As for why there is even a penalty at all, theories range from a limit on those who can dispose of life to its wielder, to a normative reduction in the victim's dispositive capacity based on estimates of such victims' average mental state (in essence, inserting a norm on grounds of disputing that it is genuine consent).

-2 ( +0 / -2 )

Kazuaki - thank you for your comments.

I'm sorry, but I'm a little confused if you believed my comments reinforces your notions.

I was referencing mercy-killing assisted euthanasia which in all modern democracies where such a thing exists, strict protocols are in place to prevent the death against their will, the murder of people by those with other interests, intents or desires.

And yes you are correct - we don't know if she was suffering, in despair, lonely, terminally ill, poor, mentally unstable, lacking love, etc. She may have just decided in clear mind, with clear conscience, in a calm manner, today is my last day of living.

Why? Well it's my inalienable right in a free society to decide what I want to do. No one can take that right away. Today I want to die for the reason that being in a sound state and mind I just want to die. Maybe!!!

"...The consent eliminates the idea there was a protected interest harmed ... ergo, valid..."

You have no way of knowing if the consent was firstly made without initial duress and 2ndly does not prove a protected interest is unharmed. There is ample room for doubt. That is not a logical claim.

And re the official Japanese Law position. Well if that's the law we can't argue with it if it's on the books, but we can disagree with it. And the law seems to confirm my observation that a penalty exists based on the victims state of mind and other circumstances.

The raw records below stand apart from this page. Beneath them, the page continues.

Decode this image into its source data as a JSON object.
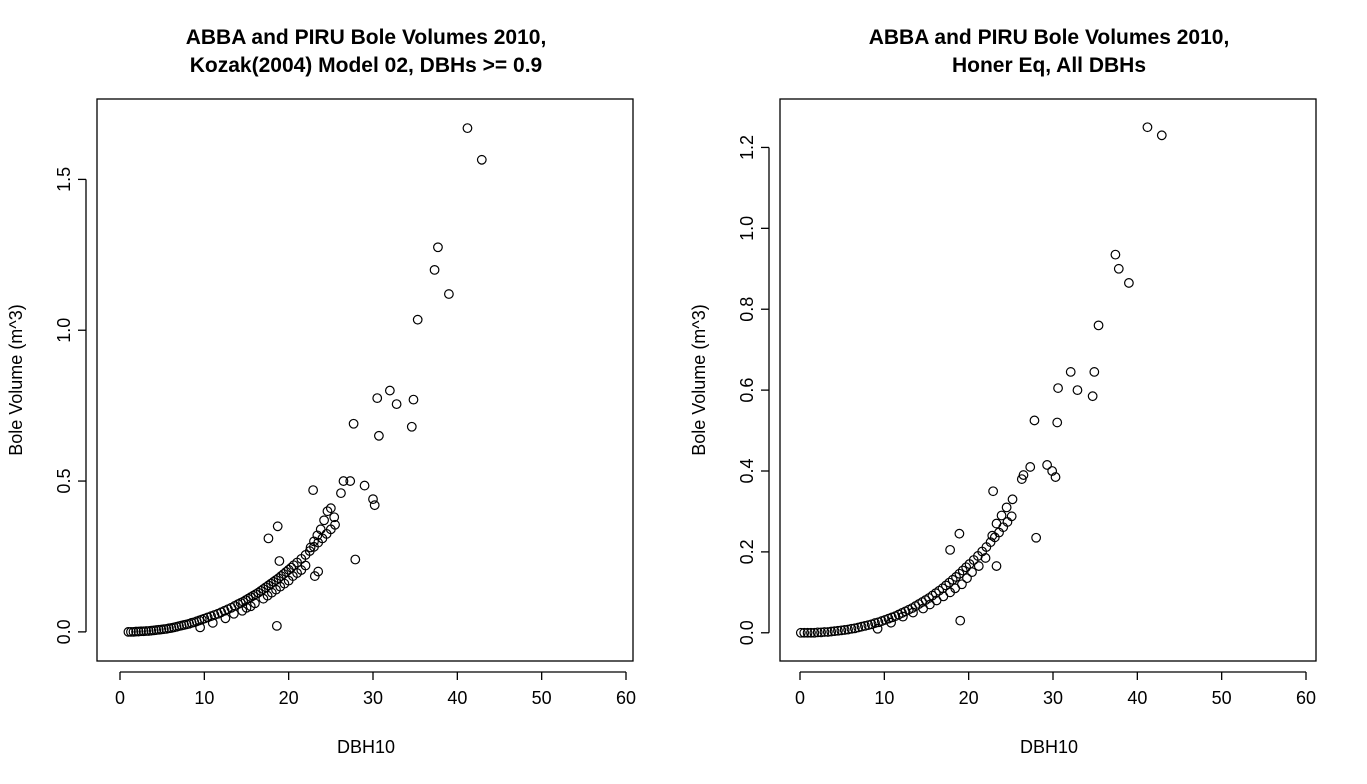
{
  "chart_data": [
    {
      "type": "scatter",
      "title": "ABBA and PIRU Bole Volumes 2010,",
      "subtitle": "Kozak(2004) Model 02, DBHs >= 0.9",
      "xlabel": "DBH10",
      "ylabel": "Bole Volume (m^3)",
      "xlim": [
        0,
        60
      ],
      "ylim": [
        -0.07,
        1.74
      ],
      "xticks": [
        0,
        10,
        20,
        30,
        40,
        50,
        60
      ],
      "yticks": [
        0.0,
        0.5,
        1.0,
        1.5
      ],
      "ytick_labels": [
        "0.0",
        "0.5",
        "1.0",
        "1.5"
      ],
      "grid": false,
      "legend": "none",
      "x": [
        1.0,
        1.3,
        1.6,
        1.9,
        2.2,
        2.5,
        2.8,
        3.1,
        3.4,
        3.7,
        4.0,
        4.3,
        4.6,
        4.9,
        5.2,
        5.5,
        5.8,
        6.1,
        6.4,
        6.7,
        7.0,
        7.3,
        7.6,
        7.9,
        8.2,
        8.5,
        8.8,
        9.1,
        9.4,
        9.7,
        10.0,
        10.4,
        10.8,
        11.2,
        11.6,
        12.0,
        12.4,
        12.8,
        13.2,
        13.6,
        14.0,
        14.3,
        14.6,
        14.9,
        15.2,
        15.5,
        15.8,
        16.1,
        16.4,
        16.7,
        17.0,
        17.3,
        17.6,
        17.9,
        18.2,
        18.5,
        18.8,
        19.1,
        19.4,
        19.7,
        20.0,
        20.3,
        20.6,
        21.0,
        21.5,
        22.0,
        22.5,
        23.0,
        23.5,
        24.0,
        24.5,
        25.0,
        25.5,
        9.5,
        11.0,
        12.5,
        13.5,
        14.5,
        15.0,
        15.5,
        16.0,
        17.0,
        17.5,
        18.0,
        18.5,
        19.0,
        19.5,
        20.0,
        20.5,
        21.0,
        21.5,
        22.0,
        22.6,
        23.0,
        23.4,
        23.8,
        24.2,
        24.6,
        25.0,
        25.4,
        18.7,
        18.6,
        17.6,
        18.9,
        22.9,
        23.1,
        23.5,
        26.2,
        26.5,
        27.3,
        27.7,
        27.9,
        29.0,
        30.0,
        30.2,
        30.5,
        30.7,
        32.0,
        32.8,
        34.6,
        34.8,
        35.3,
        37.3,
        37.7,
        39.0,
        41.2,
        42.9
      ],
      "y": [
        0.0,
        0.0,
        0.0,
        0.001,
        0.001,
        0.002,
        0.002,
        0.003,
        0.003,
        0.004,
        0.005,
        0.006,
        0.007,
        0.008,
        0.009,
        0.01,
        0.012,
        0.013,
        0.015,
        0.017,
        0.019,
        0.021,
        0.023,
        0.025,
        0.027,
        0.03,
        0.032,
        0.035,
        0.038,
        0.041,
        0.044,
        0.048,
        0.052,
        0.056,
        0.06,
        0.065,
        0.07,
        0.075,
        0.08,
        0.086,
        0.092,
        0.096,
        0.1,
        0.105,
        0.11,
        0.115,
        0.12,
        0.125,
        0.13,
        0.136,
        0.142,
        0.148,
        0.154,
        0.16,
        0.166,
        0.172,
        0.178,
        0.185,
        0.192,
        0.199,
        0.206,
        0.213,
        0.221,
        0.23,
        0.242,
        0.255,
        0.268,
        0.282,
        0.296,
        0.31,
        0.325,
        0.34,
        0.355,
        0.015,
        0.03,
        0.045,
        0.06,
        0.07,
        0.08,
        0.085,
        0.095,
        0.11,
        0.12,
        0.13,
        0.14,
        0.15,
        0.16,
        0.17,
        0.185,
        0.195,
        0.205,
        0.22,
        0.28,
        0.3,
        0.32,
        0.34,
        0.37,
        0.4,
        0.41,
        0.38,
        0.35,
        0.02,
        0.31,
        0.235,
        0.47,
        0.185,
        0.2,
        0.46,
        0.5,
        0.5,
        0.69,
        0.24,
        0.485,
        0.44,
        0.42,
        0.775,
        0.65,
        0.8,
        0.755,
        0.68,
        0.77,
        1.035,
        1.2,
        1.275,
        1.12,
        1.67,
        1.565
      ]
    },
    {
      "type": "scatter",
      "title": "ABBA and PIRU Bole Volumes 2010,",
      "subtitle": "Honer Eq, All DBHs",
      "xlabel": "DBH10",
      "ylabel": "Bole Volume (m^3)",
      "xlim": [
        0,
        60
      ],
      "ylim": [
        -0.05,
        1.3
      ],
      "xticks": [
        0,
        10,
        20,
        30,
        40,
        50,
        60
      ],
      "yticks": [
        0.0,
        0.2,
        0.4,
        0.6,
        0.8,
        1.0,
        1.2
      ],
      "ytick_labels": [
        "0.0",
        "0.2",
        "0.4",
        "0.6",
        "0.8",
        "1.0",
        "1.2"
      ],
      "grid": false,
      "legend": "none",
      "x": [
        0.1,
        0.5,
        0.9,
        1.3,
        1.7,
        2.1,
        2.5,
        2.9,
        3.3,
        3.7,
        4.1,
        4.5,
        4.9,
        5.3,
        5.7,
        6.1,
        6.5,
        6.9,
        7.3,
        7.7,
        8.1,
        8.5,
        8.9,
        9.3,
        9.7,
        10.1,
        10.5,
        10.9,
        11.3,
        11.7,
        12.1,
        12.5,
        12.9,
        13.3,
        13.7,
        14.1,
        14.5,
        14.9,
        15.3,
        15.7,
        16.1,
        16.5,
        16.9,
        17.3,
        17.7,
        18.1,
        18.5,
        18.9,
        19.3,
        19.7,
        20.1,
        20.6,
        21.1,
        21.6,
        22.1,
        22.6,
        23.1,
        23.6,
        24.1,
        24.6,
        25.1,
        9.2,
        10.8,
        12.2,
        13.4,
        14.6,
        15.4,
        16.2,
        17.0,
        17.8,
        18.4,
        19.2,
        19.8,
        20.4,
        21.2,
        22.0,
        22.8,
        23.3,
        23.9,
        24.5,
        25.2,
        17.8,
        18.9,
        19.0,
        22.9,
        23.3,
        26.3,
        26.5,
        27.3,
        27.8,
        28.0,
        29.3,
        29.9,
        30.3,
        30.5,
        30.6,
        32.1,
        32.9,
        34.7,
        34.9,
        35.4,
        37.4,
        37.8,
        39.0,
        41.2,
        42.9
      ],
      "y": [
        0.0,
        0.0,
        0.0,
        0.0,
        0.0,
        0.001,
        0.001,
        0.002,
        0.002,
        0.003,
        0.004,
        0.005,
        0.006,
        0.007,
        0.008,
        0.01,
        0.011,
        0.013,
        0.015,
        0.017,
        0.019,
        0.021,
        0.024,
        0.026,
        0.029,
        0.032,
        0.035,
        0.038,
        0.041,
        0.045,
        0.049,
        0.053,
        0.057,
        0.061,
        0.066,
        0.071,
        0.076,
        0.081,
        0.086,
        0.092,
        0.098,
        0.104,
        0.11,
        0.117,
        0.124,
        0.131,
        0.138,
        0.146,
        0.154,
        0.162,
        0.17,
        0.18,
        0.19,
        0.201,
        0.212,
        0.224,
        0.236,
        0.248,
        0.261,
        0.274,
        0.288,
        0.01,
        0.025,
        0.04,
        0.05,
        0.06,
        0.07,
        0.08,
        0.09,
        0.1,
        0.11,
        0.12,
        0.135,
        0.15,
        0.165,
        0.185,
        0.24,
        0.27,
        0.29,
        0.31,
        0.33,
        0.205,
        0.245,
        0.03,
        0.35,
        0.165,
        0.38,
        0.39,
        0.41,
        0.525,
        0.235,
        0.415,
        0.4,
        0.385,
        0.52,
        0.605,
        0.645,
        0.6,
        0.585,
        0.645,
        0.76,
        0.935,
        0.9,
        0.865,
        1.25,
        1.23
      ]
    }
  ]
}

Which all brings me back to the critical point I addressed earlier on - that is the woman was killed by an unkown person who scoured the net looking for people to kill. That is an incontrovertible fact. One cannot be sure, but all indications are that the killer harbours some dark instinct that manifests as a desire to kill helpless people. Or you could be believe he is simply a "Good Samaritan" fulfilling peoples desires for no payment - a kind of tooth fairy doing community service.

IMO, a society travels a dangerous road, if it believes that such a person, while not welcomed, can be viewed as basically an auxiliary to death and consequently attracts a maximum punishment of only 7 years imprisonment - 5 in the said case.

This is the worry for me. Qualifying murder, esp such as this, leaves gaping holes in the well being of society.